Securing computing and cyber systems is a challenging task under different types of attacks from various malicious sources. Measures to be taken against these threats and attacks require a wide range of techniques from cryptography to data analysis. We conduct high-quality research on providing enhanced security and privacy for different types of wired/wireless systems, networks and applications in the following focused sub-areas:
Security and privacy in wireless and wired networks including sensor networks, RFID (Radio Frequency Identification) systems and wireless mesh networks
Security and privacy in Body Area Networks (BANs) and mobile health
Security and privacy in cyberphysical systems and the Internet of Things (IoT)
Biometric authentication uses a person's biometric features (face, fingerprint, signature etc.) to verify his/her identity. State-of-the-art error rates are very low, less than 2% for fingerprints and signature, and even less for iris verification. An emerging topic in biometrics is privacy concerns related to the use of biometrics. Our group is actively working on signature, fingerprint, and voice verification methods, as well as the new privacy schemes (fuzzy vault, multi-biometrics etc.)
Homomorphic encryption technologies allow processing of encrypted data without the decryption key. In an era of cloud computing, IT outsourcing and big data collection, where privacy and security become of utmost concern, homomorphic encryption is a key technology to meet the novel security and privacy challenges. While a powerful cryptographic primitive, homomorphic encryption is in its infancy and prohibitively slow for practical applications.

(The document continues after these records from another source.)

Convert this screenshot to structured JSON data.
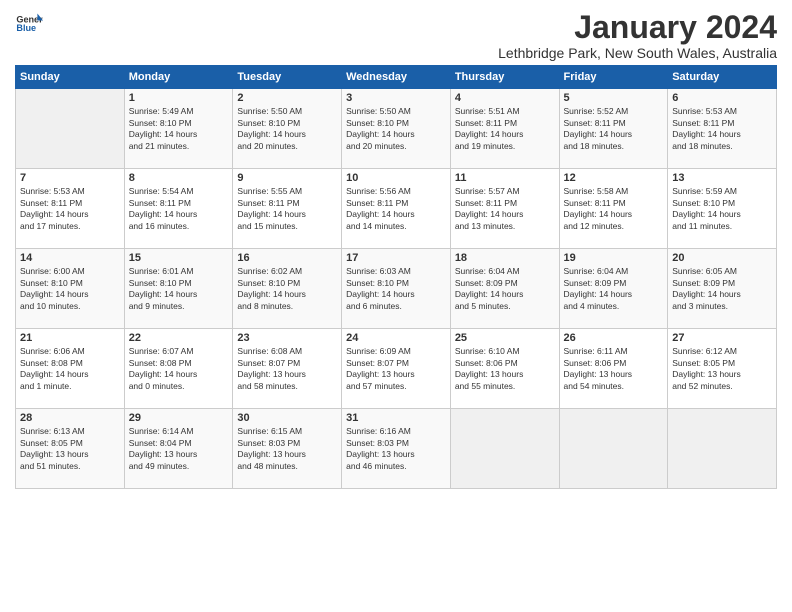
{
  "header": {
    "logo_general": "General",
    "logo_blue": "Blue",
    "month_title": "January 2024",
    "subtitle": "Lethbridge Park, New South Wales, Australia"
  },
  "days_of_week": [
    "Sunday",
    "Monday",
    "Tuesday",
    "Wednesday",
    "Thursday",
    "Friday",
    "Saturday"
  ],
  "weeks": [
    [
      {
        "day": "",
        "info": ""
      },
      {
        "day": "1",
        "info": "Sunrise: 5:49 AM\nSunset: 8:10 PM\nDaylight: 14 hours\nand 21 minutes."
      },
      {
        "day": "2",
        "info": "Sunrise: 5:50 AM\nSunset: 8:10 PM\nDaylight: 14 hours\nand 20 minutes."
      },
      {
        "day": "3",
        "info": "Sunrise: 5:50 AM\nSunset: 8:10 PM\nDaylight: 14 hours\nand 20 minutes."
      },
      {
        "day": "4",
        "info": "Sunrise: 5:51 AM\nSunset: 8:11 PM\nDaylight: 14 hours\nand 19 minutes."
      },
      {
        "day": "5",
        "info": "Sunrise: 5:52 AM\nSunset: 8:11 PM\nDaylight: 14 hours\nand 18 minutes."
      },
      {
        "day": "6",
        "info": "Sunrise: 5:53 AM\nSunset: 8:11 PM\nDaylight: 14 hours\nand 18 minutes."
      }
    ],
    [
      {
        "day": "7",
        "info": "Sunrise: 5:53 AM\nSunset: 8:11 PM\nDaylight: 14 hours\nand 17 minutes."
      },
      {
        "day": "8",
        "info": "Sunrise: 5:54 AM\nSunset: 8:11 PM\nDaylight: 14 hours\nand 16 minutes."
      },
      {
        "day": "9",
        "info": "Sunrise: 5:55 AM\nSunset: 8:11 PM\nDaylight: 14 hours\nand 15 minutes."
      },
      {
        "day": "10",
        "info": "Sunrise: 5:56 AM\nSunset: 8:11 PM\nDaylight: 14 hours\nand 14 minutes."
      },
      {
        "day": "11",
        "info": "Sunrise: 5:57 AM\nSunset: 8:11 PM\nDaylight: 14 hours\nand 13 minutes."
      },
      {
        "day": "12",
        "info": "Sunrise: 5:58 AM\nSunset: 8:11 PM\nDaylight: 14 hours\nand 12 minutes."
      },
      {
        "day": "13",
        "info": "Sunrise: 5:59 AM\nSunset: 8:10 PM\nDaylight: 14 hours\nand 11 minutes."
      }
    ],
    [
      {
        "day": "14",
        "info": "Sunrise: 6:00 AM\nSunset: 8:10 PM\nDaylight: 14 hours\nand 10 minutes."
      },
      {
        "day": "15",
        "info": "Sunrise: 6:01 AM\nSunset: 8:10 PM\nDaylight: 14 hours\nand 9 minutes."
      },
      {
        "day": "16",
        "info": "Sunrise: 6:02 AM\nSunset: 8:10 PM\nDaylight: 14 hours\nand 8 minutes."
      },
      {
        "day": "17",
        "info": "Sunrise: 6:03 AM\nSunset: 8:10 PM\nDaylight: 14 hours\nand 6 minutes."
      },
      {
        "day": "18",
        "info": "Sunrise: 6:04 AM\nSunset: 8:09 PM\nDaylight: 14 hours\nand 5 minutes."
      },
      {
        "day": "19",
        "info": "Sunrise: 6:04 AM\nSunset: 8:09 PM\nDaylight: 14 hours\nand 4 minutes."
      },
      {
        "day": "20",
        "info": "Sunrise: 6:05 AM\nSunset: 8:09 PM\nDaylight: 14 hours\nand 3 minutes."
      }
    ],
    [
      {
        "day": "21",
        "info": "Sunrise: 6:06 AM\nSunset: 8:08 PM\nDaylight: 14 hours\nand 1 minute."
      },
      {
        "day": "22",
        "info": "Sunrise: 6:07 AM\nSunset: 8:08 PM\nDaylight: 14 hours\nand 0 minutes."
      },
      {
        "day": "23",
        "info": "Sunrise: 6:08 AM\nSunset: 8:07 PM\nDaylight: 13 hours\nand 58 minutes."
      },
      {
        "day": "24",
        "info": "Sunrise: 6:09 AM\nSunset: 8:07 PM\nDaylight: 13 hours\nand 57 minutes."
      },
      {
        "day": "25",
        "info": "Sunrise: 6:10 AM\nSunset: 8:06 PM\nDaylight: 13 hours\nand 55 minutes."
      },
      {
        "day": "26",
        "info": "Sunrise: 6:11 AM\nSunset: 8:06 PM\nDaylight: 13 hours\nand 54 minutes."
      },
      {
        "day": "27",
        "info": "Sunrise: 6:12 AM\nSunset: 8:05 PM\nDaylight: 13 hours\nand 52 minutes."
      }
    ],
    [
      {
        "day": "28",
        "info": "Sunrise: 6:13 AM\nSunset: 8:05 PM\nDaylight: 13 hours\nand 51 minutes."
      },
      {
        "day": "29",
        "info": "Sunrise: 6:14 AM\nSunset: 8:04 PM\nDaylight: 13 hours\nand 49 minutes."
      },
      {
        "day": "30",
        "info": "Sunrise: 6:15 AM\nSunset: 8:03 PM\nDaylight: 13 hours\nand 48 minutes."
      },
      {
        "day": "31",
        "info": "Sunrise: 6:16 AM\nSunset: 8:03 PM\nDaylight: 13 hours\nand 46 minutes."
      },
      {
        "day": "",
        "info": ""
      },
      {
        "day": "",
        "info": ""
      },
      {
        "day": "",
        "info": ""
      }
    ]
  ]
}
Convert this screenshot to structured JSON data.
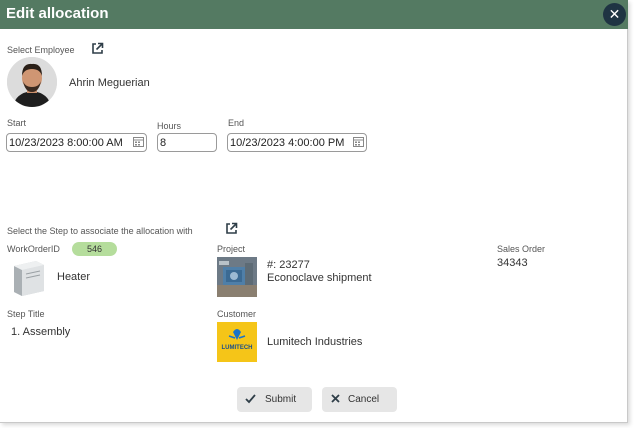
{
  "dialog": {
    "title": "Edit allocation",
    "close_icon": "close-icon"
  },
  "employee": {
    "section_label": "Select Employee",
    "link_icon": "external-link-icon",
    "name": "Ahrin Meguerian"
  },
  "schedule": {
    "start_label": "Start",
    "start_value": "10/23/2023 8:00:00 AM",
    "hours_label": "Hours",
    "hours_value": "8",
    "end_label": "End",
    "end_value": "10/23/2023 4:00:00 PM",
    "calendar_icon": "calendar-icon"
  },
  "step": {
    "section_label": "Select the Step to associate the allocation with",
    "link_icon": "external-link-icon",
    "work_order_label": "WorkOrderID",
    "work_order_id": "546",
    "work_order_name": "Heater",
    "project_label": "Project",
    "project_number": "#: 23277",
    "project_name": "Econoclave shipment",
    "sales_order_label": "Sales Order",
    "sales_order_value": "34343",
    "step_title_label": "Step Title",
    "step_title_value": "1. Assembly",
    "customer_label": "Customer",
    "customer_name": "Lumitech Industries",
    "customer_logo_text": "LUMITECH"
  },
  "actions": {
    "submit_label": "Submit",
    "cancel_label": "Cancel"
  },
  "colors": {
    "titlebar": "#547a62",
    "close_button": "#1f3443",
    "badge": "#b5dd9c",
    "button": "#e6e6e6",
    "logo_bg": "#f5c518"
  }
}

Our research activities focus on, but are not limited to, the following areas:
Acceleration of homomorphic encryption technologies using parallelization in such computing platforms as multi-core general purpose processors, graphical processing units (GPU) and hardware (e.g., FPGA).
Design and implementation of advanced cryptographic primitives based on homomorphic encryption such as attribute-based encryption, predicate-based encryption, and cryptographic software obfuscation.
Design and development of privacy-preserving applications based on homomorphic encryption primitives such as searchable encryption, privacy-preserving key search, document similarity, machine learning techniques, and in general privacy-preserving cyber-security applications.
Privacy Preserving Data Management
Knowledge Discovery and Data Mining has a lot of applications in personal data analysis which may contain sensitive information that is protected with law and regulations. Protecting sensitive data while performing data analysis or data publishing is crucial especially in the context of Big Data. My research includes data anonymization and privacy preserving data mining. Currently I am interested in privacy preserving data management for complex data.
Multimedia Security and Information Hiding
With the fast development of Internet, the need to create, store and distribute the digital multimedia gets more and more increasing. This raises, however, security concerns since multimedia is highly vulnerable to the illegal copying, distribution, manipulations and other attacks. To remedy these security issues, the idea of “the digital watermarking” and “stenography” have been introduced where the secret information is carried over the host signal.For example one can embed;
Road map into the image
Digital signature into the speech to prevent from illegal copying
Logo into the video
The name of the patient into the X-ray reports and MRI Scans
Embed watermark into text document to ensure that it is not changed
In communication theory and technologies (CTT) group at Sabanci, which is supervised by Dr. Keskinoz, conduct research to develop practical and efficient algorithms for the multimedia and information hiding.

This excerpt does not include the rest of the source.